Thursday, December 04, 2008

Sahara, Part 2

After riding camels into the desert at sunset, we arrived at our auberge, had some mint tea and a Berber style dinner (which consisted of a communal plate of some kind of tagine that we all just used bread and our hands to eat), then listened to some rather sad attempt at music next to a camp fire and looked at the stars. Even though we had to get up early for our sunrise camel trek back to Merzouga, I opted to go with a couple of camel guides and other people to climb a big dune for the view. That sounded like a good idea at the time, but maybe not so much in reality...

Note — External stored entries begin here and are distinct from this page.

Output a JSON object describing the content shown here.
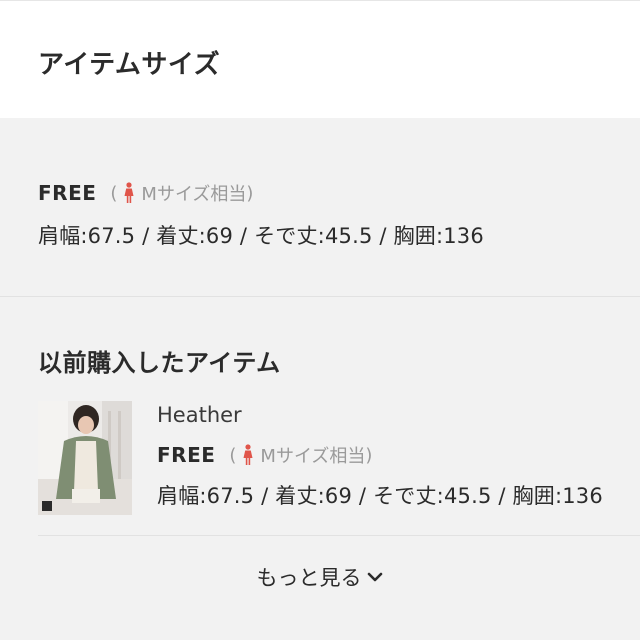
{
  "header": {
    "title": "アイテムサイズ"
  },
  "size": {
    "name": "FREE",
    "paren_open": "(",
    "equivalent": "Mサイズ相当",
    "paren_close": ")",
    "measurements": "肩幅:67.5 / 着丈:69 / そで丈:45.5 / 胸囲:136"
  },
  "previous": {
    "title": "以前購入したアイテム",
    "item": {
      "brand": "Heather",
      "size_name": "FREE",
      "paren_open": "(",
      "equivalent": "Mサイズ相当",
      "paren_close": ")",
      "measurements": "肩幅:67.5 / 着丈:69 / そで丈:45.5 / 胸囲:136"
    }
  },
  "more": {
    "label": "もっと見る"
  },
  "colors": {
    "accent": "#e0554a",
    "muted": "#9a9a9a"
  }
}
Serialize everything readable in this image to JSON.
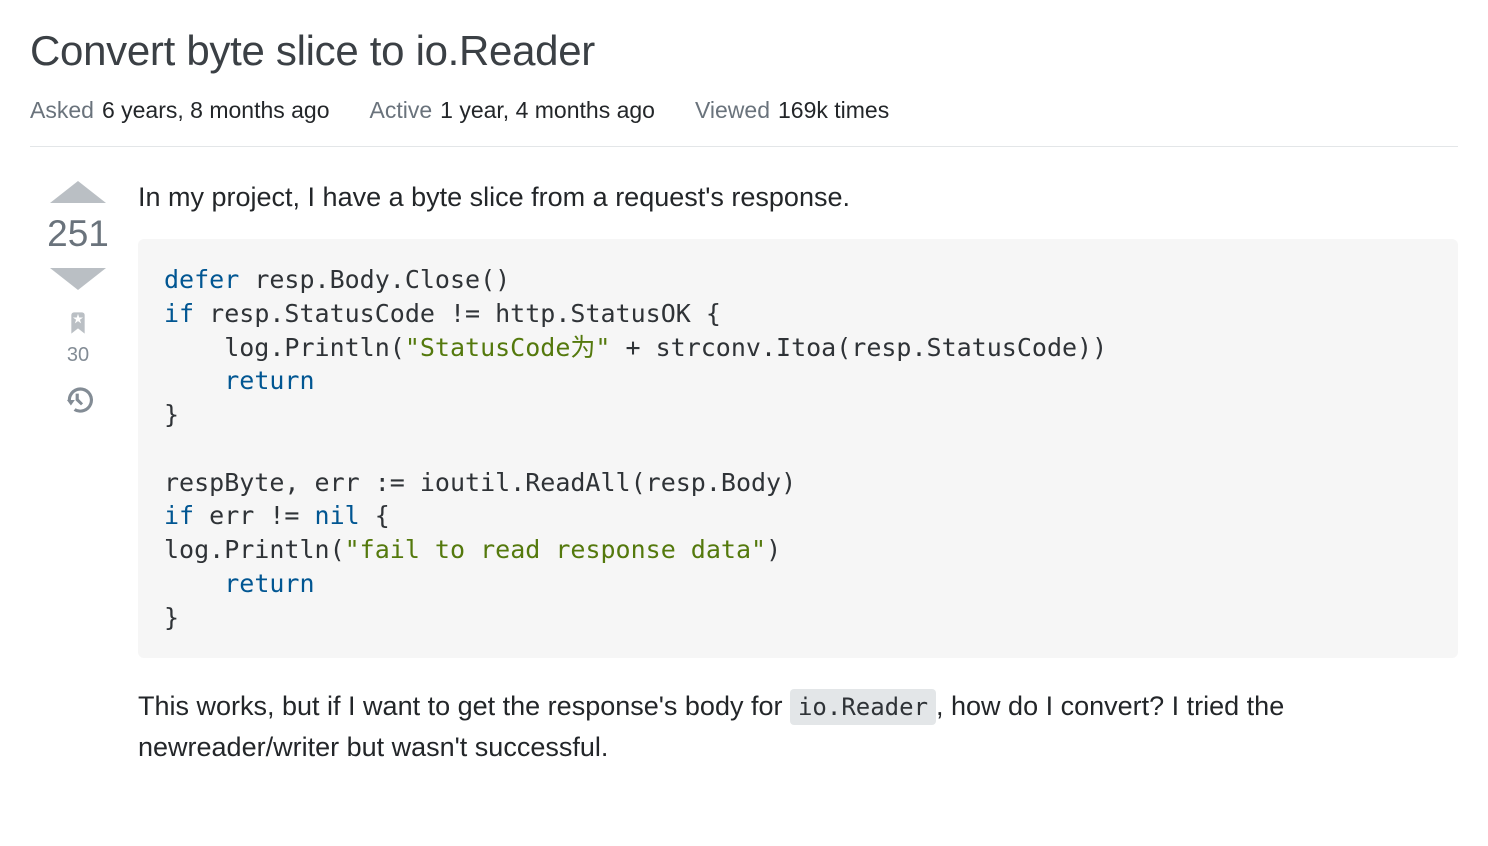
{
  "question": {
    "title": "Convert byte slice to io.Reader",
    "asked_label": "Asked",
    "asked_value": "6 years, 8 months ago",
    "active_label": "Active",
    "active_value": "1 year, 4 months ago",
    "viewed_label": "Viewed",
    "viewed_value": "169k times"
  },
  "votes": {
    "score": "251",
    "bookmarks": "30"
  },
  "post": {
    "intro": "In my project, I have a byte slice from a request's response.",
    "followup_part1": "This works, but if I want to get the response's body for ",
    "inline_code": "io.Reader",
    "followup_part2": ", how do I convert? I tried the newreader/writer but wasn't successful."
  },
  "code": {
    "line1_kw": "defer",
    "line1_rest": " resp.Body.Close()",
    "line2_kw": "if",
    "line2_rest": " resp.StatusCode != http.StatusOK {",
    "line3_pre": "    log.Println(",
    "line3_str": "\"StatusCode为\"",
    "line3_post": " + strconv.Itoa(resp.StatusCode))",
    "line4_indent": "    ",
    "line4_kw": "return",
    "line5": "}",
    "line7": "respByte, err := ioutil.ReadAll(resp.Body)",
    "line8_kw": "if",
    "line8_mid": " err != ",
    "line8_nil": "nil",
    "line8_end": " {",
    "line9_pre": "log.Println(",
    "line9_str": "\"fail to read response data\"",
    "line9_post": ")",
    "line10_indent": "    ",
    "line10_kw": "return",
    "line11": "}"
  }
}
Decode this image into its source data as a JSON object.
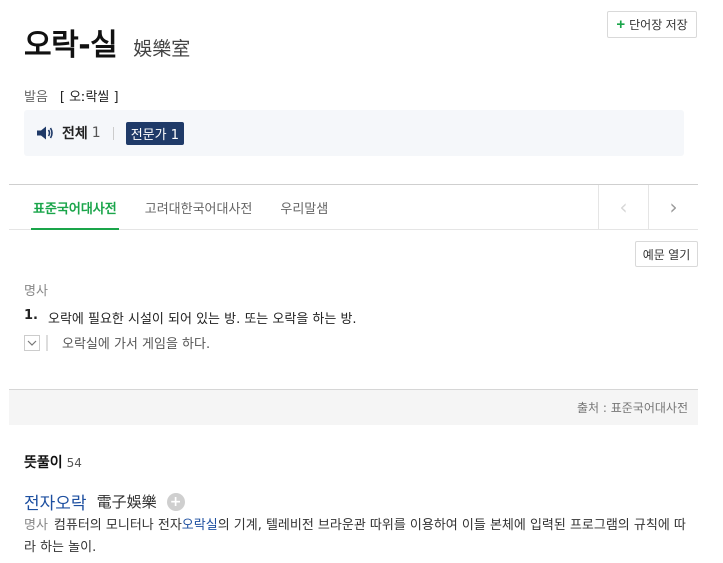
{
  "header": {
    "save_label": "단어장 저장",
    "title": "오락-실",
    "hanja": "娛樂室"
  },
  "pronunciation": {
    "label": "발음",
    "value": "[ 오ː락씰 ]"
  },
  "audio": {
    "all_label": "전체",
    "all_count": "1",
    "expert_label": "전문가 1"
  },
  "tabs": [
    {
      "label": "표준국어대사전",
      "active": true
    },
    {
      "label": "고려대한국어대사전",
      "active": false
    },
    {
      "label": "우리말샘",
      "active": false
    }
  ],
  "nav": {
    "prev": "‹",
    "next": "›"
  },
  "examples_button": "예문 열기",
  "entry": {
    "pos": "명사",
    "definition_num": "1.",
    "definition": "오락에 필요한 시설이 되어 있는 방. 또는 오락을 하는 방.",
    "example": "오락실에 가서 게임을 하다."
  },
  "source": "출처 : 표준국어대사전",
  "meanings": {
    "title": "뜻풀이",
    "count": "54"
  },
  "related": {
    "word": "전자오락",
    "hanja": "電子娛樂",
    "pos": "명사",
    "def_before": "컴퓨터의 모니터나 전자",
    "def_highlight": "오락실",
    "def_after": "의 기계, 텔레비전 브라운관 따위를 이용하여 이들 본체에 입력된 프로그램의 규칙에 따라 하는 놀이."
  },
  "colors": {
    "accent_green": "#1aa54a",
    "expert_chip": "#1f3a68",
    "link_blue": "#1d4fa0"
  }
}
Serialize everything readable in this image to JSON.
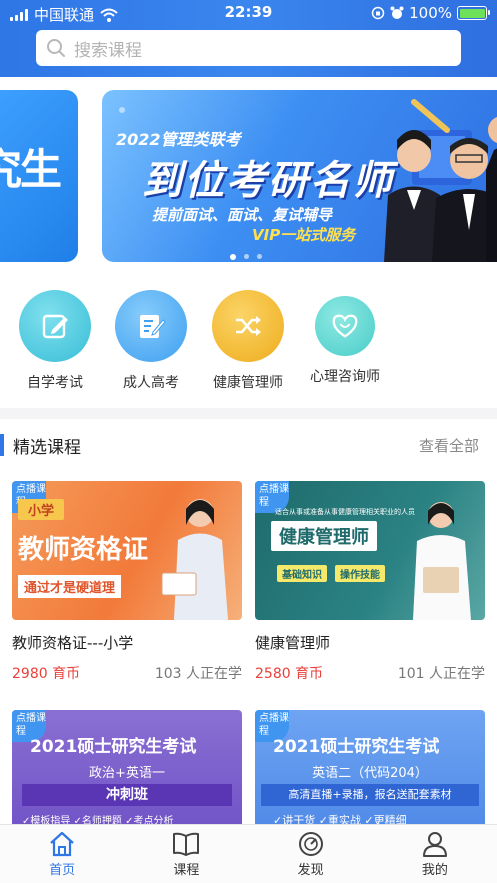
{
  "status_bar": {
    "carrier": "中国联通",
    "time": "22:39",
    "battery_percent": "100%",
    "battery_level": 1.0
  },
  "search": {
    "placeholder": "搜索课程"
  },
  "banner": {
    "left_partial_text": "究生",
    "title": "2022管理类联考",
    "headline": "到位考研名师",
    "subline": "提前面试、面试、复试辅导",
    "vip_line": "VIP一站式服务",
    "active_dot": 0,
    "dot_count": 3
  },
  "categories": [
    {
      "label": "自学考试",
      "icon": "edit-note-icon",
      "color": "#3fc1d9"
    },
    {
      "label": "成人高考",
      "icon": "document-edit-icon",
      "color": "#45a7f0"
    },
    {
      "label": "健康管理师",
      "icon": "shuffle-icon",
      "color": "#f1b525"
    },
    {
      "label": "心理咨询师",
      "icon": "heart-care-icon",
      "color": "#4fd0cc"
    }
  ],
  "section": {
    "title": "精选课程",
    "more": "查看全部"
  },
  "courses": [
    {
      "badge": "点播课程",
      "thumb_tag": "小学",
      "thumb_title": "教师资格证",
      "thumb_sub": "通过才是硬道理",
      "title": "教师资格证---小学",
      "price": "2980 育币",
      "learners": "103 人正在学"
    },
    {
      "badge": "点播课程",
      "thumb_caption": "适合从事或准备从事健康管理相关职业的人员",
      "thumb_title": "健康管理师",
      "thumb_chip_1": "基础知识",
      "thumb_chip_2": "操作技能",
      "title": "健康管理师",
      "price": "2580 育币",
      "learners": "101 人正在学"
    },
    {
      "badge": "点播课程",
      "thumb_title": "2021硕士研究生考试",
      "thumb_sub": "政治+英语一",
      "thumb_banner": "冲刺班",
      "thumb_row": "✓模板指导  ✓名师押题  ✓考点分析"
    },
    {
      "badge": "点播课程",
      "thumb_title": "2021硕士研究生考试",
      "thumb_sub": "英语二（代码204）",
      "thumb_banner": "高清直播+录播，报名送配套素材",
      "thumb_row": "✓讲干货  ✓重实战  ✓更精细"
    }
  ],
  "tabbar": [
    {
      "label": "首页",
      "icon": "home-icon",
      "active": true
    },
    {
      "label": "课程",
      "icon": "book-icon",
      "active": false
    },
    {
      "label": "发现",
      "icon": "compass-icon",
      "active": false
    },
    {
      "label": "我的",
      "icon": "user-icon",
      "active": false
    }
  ]
}
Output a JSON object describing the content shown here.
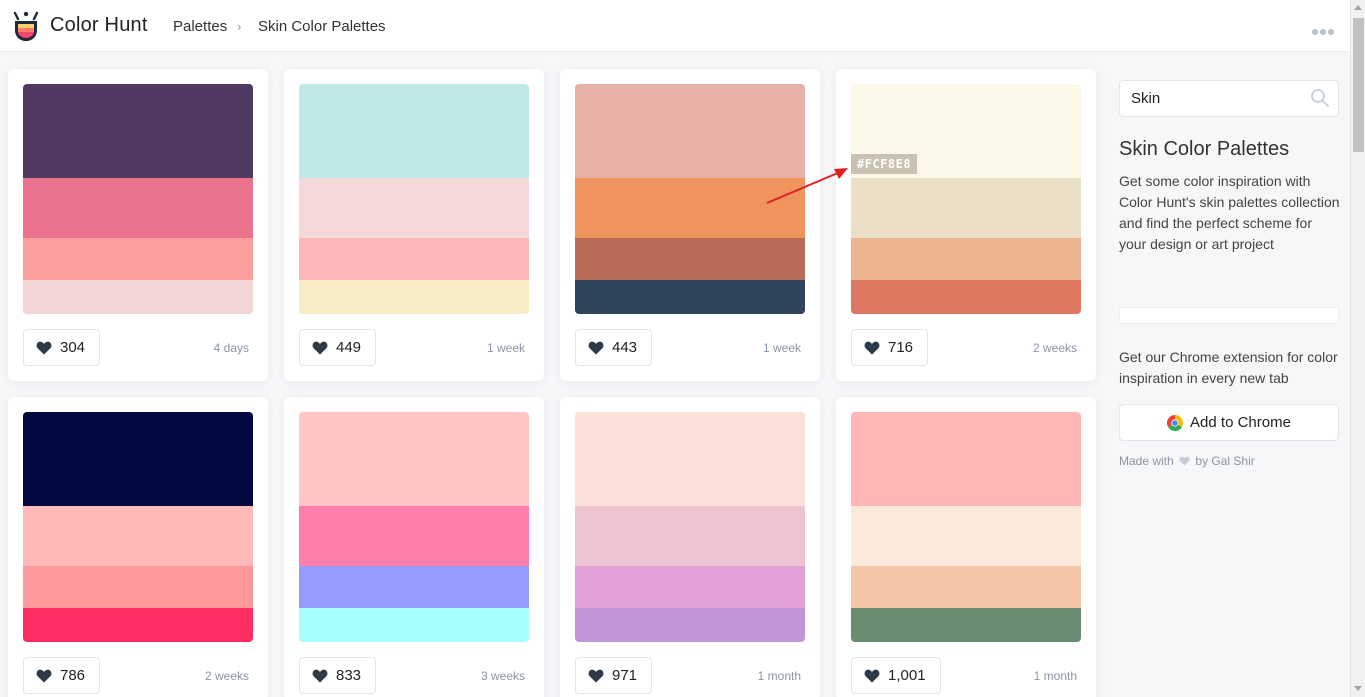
{
  "header": {
    "brand": "Color Hunt",
    "breadcrumb": [
      "Palettes",
      "Skin Color Palettes"
    ],
    "breadcrumb_separator": "›"
  },
  "palettes": [
    {
      "colors": [
        "#4f3961",
        "#ea728c",
        "#fc9d9d",
        "#f3d4d4"
      ],
      "likes": "304",
      "age": "4 days"
    },
    {
      "colors": [
        "#bfe9e8",
        "#f5d9da",
        "#fdb7b9",
        "#f6edc6"
      ],
      "likes": "449",
      "age": "1 week"
    },
    {
      "colors": [
        "#e5b1a7",
        "#f0945d",
        "#b86b57",
        "#2f455c"
      ],
      "likes": "443",
      "age": "1 week"
    },
    {
      "colors": [
        "#fcf8e8",
        "#ecdfc8",
        "#ecb390",
        "#df7861"
      ],
      "likes": "716",
      "age": "2 weeks",
      "hover_hex": "#FCF8E8"
    },
    {
      "colors": [
        "#020842",
        "#ffb9b9",
        "#ff9a9a",
        "#ff2e63"
      ],
      "likes": "786",
      "age": "2 weeks"
    },
    {
      "colors": [
        "#ffc5c5",
        "#ff7eac",
        "#969bff",
        "#a6fffa"
      ],
      "likes": "833",
      "age": "3 weeks"
    },
    {
      "colors": [
        "#fbe0d8",
        "#edc3d1",
        "#e1a1d6",
        "#c296d6"
      ],
      "likes": "971",
      "age": "1 month"
    },
    {
      "colors": [
        "#ffb6b6",
        "#fde9db",
        "#f4c6a6",
        "#698b70"
      ],
      "likes": "1,001",
      "age": "1 month"
    }
  ],
  "sidebar": {
    "search_value": "Skin",
    "title": "Skin Color Palettes",
    "description": "Get some color inspiration with Color Hunt's skin palettes collection and find the perfect scheme for your design or art project",
    "extension_text": "Get our Chrome extension for color inspiration in every new tab",
    "chrome_button": "Add to Chrome",
    "made_with_prefix": "Made with",
    "made_with_suffix": "by Gal Shir"
  },
  "colors": {
    "annotation_arrow": "#e02020",
    "heart": "#2d3a48"
  }
}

About halfway up the dune, I remembered that my knee is bad. I told the guides that I wasn't going to be able to make it and that I'd just go back to the camp since I could still see the campfire. Instead, the guide wanted to take me to another tent where some Berber friends were living. So, I wound up wandering through the darkness in the desert with this camel guide to a Berber camp. We hung out for a bit while they talked in Berber (which I can't understand for the life of me), then walked back through the darkness to our auberge... During the walk back, the guy seriously started to get fresh with me - esp. considering this is a Muslim country. Unfortunately, there wasn't a lot to be done about it given that I was out in the middle of the desert and could no longer see our campfire. Long story made short, all worked out well (I tried to keep him talking about Moroccan-Algerian border relations...in Spanish); however, there was definitely some creep-factor in my Sahara experience.

After our sunrise camel trek, we had breakfast back in Merzouga and then dropped off half of the group at the taxi depot in Rissani. (Some people opted to catch a grand taxi from Rissani to Fes instead of taking the tour roundtrip to Marrakech.) We then pretty much halled balls to get back to Marrakech before midnight... When we drove through the high desert approaching the mountains, we got into a pretty decent-sized sandstorm that had the minivan buffeting around a bit. Then, once we could really see the High Atlas mountains, I could tell we were in for trouble...

Considerable snow had fallen in the mountains since we'd passed through two nights before. I could see snow blowing off the ridgeline, and recalled that they'd had to shut down the pass for several days before we got through. As we started ascending into the mountain pass area, we got stopped at the last little town. The police were out and we were told that they had, indeed, shut down the pass due to snow and ice. We sat stuck in the van for a couple of hours while some brave/poor souls finally made their way down the mountain behind a snowplow. It was hit-and-miss as to whether the pass would reopen - and I honestly didn't expect it to. (People at my hostel in Marrakech who'd been on the last tour before they'd previously closed the pass got stuck in the mountains overnight; I figured we were in for the same.) As luck would have it, though, they reopened the pass to let us through for the last trip of the night. It was pretty treacherous - and was certainly more snow than my Californian ass has seen in many years. Not only were those of us on the tour snapping pictures in amazement, but so was our driver; he snapped away with his cell phone camera and couldn't believe it. Eventually, we did make it back to Marrakech - but it was one hell of an adventure.

Ironically, in addition to traditional Gnaoua music, the song that most ingrained itself into my memory of my Sahara trip (from sheer frequency of radio play) turned out to be Akon's "Right Now". ;-)

Wednesday, December 03, 2008

Sahara, Part 1

I left for a 2-day/3-nt tour to the desert at sunrise on Sunday morning. The group was about ~70% Spanish, so English wasn't the dominant language but it's all good. My travel buddy became a beautiful Spanish guy who was traveling with his friends as a "third wheel". There was some broken communication along the way (he spoke no real English, and my Spanish won't win any awards - esp. among Spaniards); however, I'm positive he offered to buy me for the price of a camel at some point along the way... ;-)

Back to the real story... We drove threw varied landscape that reminded me at times of New Mexico and, at times, Switzerland (not that I've been there). On our way out, we saw a lot of snow at high altitudes in the High Atlas Mtns; however, we made it through the switchback passes with no problem. After a little side trip to see Ait Benhaddou (the place where they filmed movies like Gladiator and The Mummy), we stopped for lunch in Ouarzazate and then continued on to the Dades Valley where we stayed the night at a little hotel at the base of a gorge, listened to some live Berber music and froze our butts off overnight. The next day, we drove to the Toudra Gorge, stopped off in a Touareg village (where I got hastled by a guy selling Berber carpets), and then continued on to the Sahara so that we arrived in time for a 2hr sunset camel ride to reach our auberge.

The Sahara is absolutely amazing. So peaceful, so beautiful. I saw more stars there than I've ever seen in my life - including a shooting star. I'm so glad I did this trip!

Did I mention I almost impaled myself on a rusty camel harness?? ...almost, but not quite. It ripped through the thigh of my heavy jeans but, thankfully, didn't get the skin.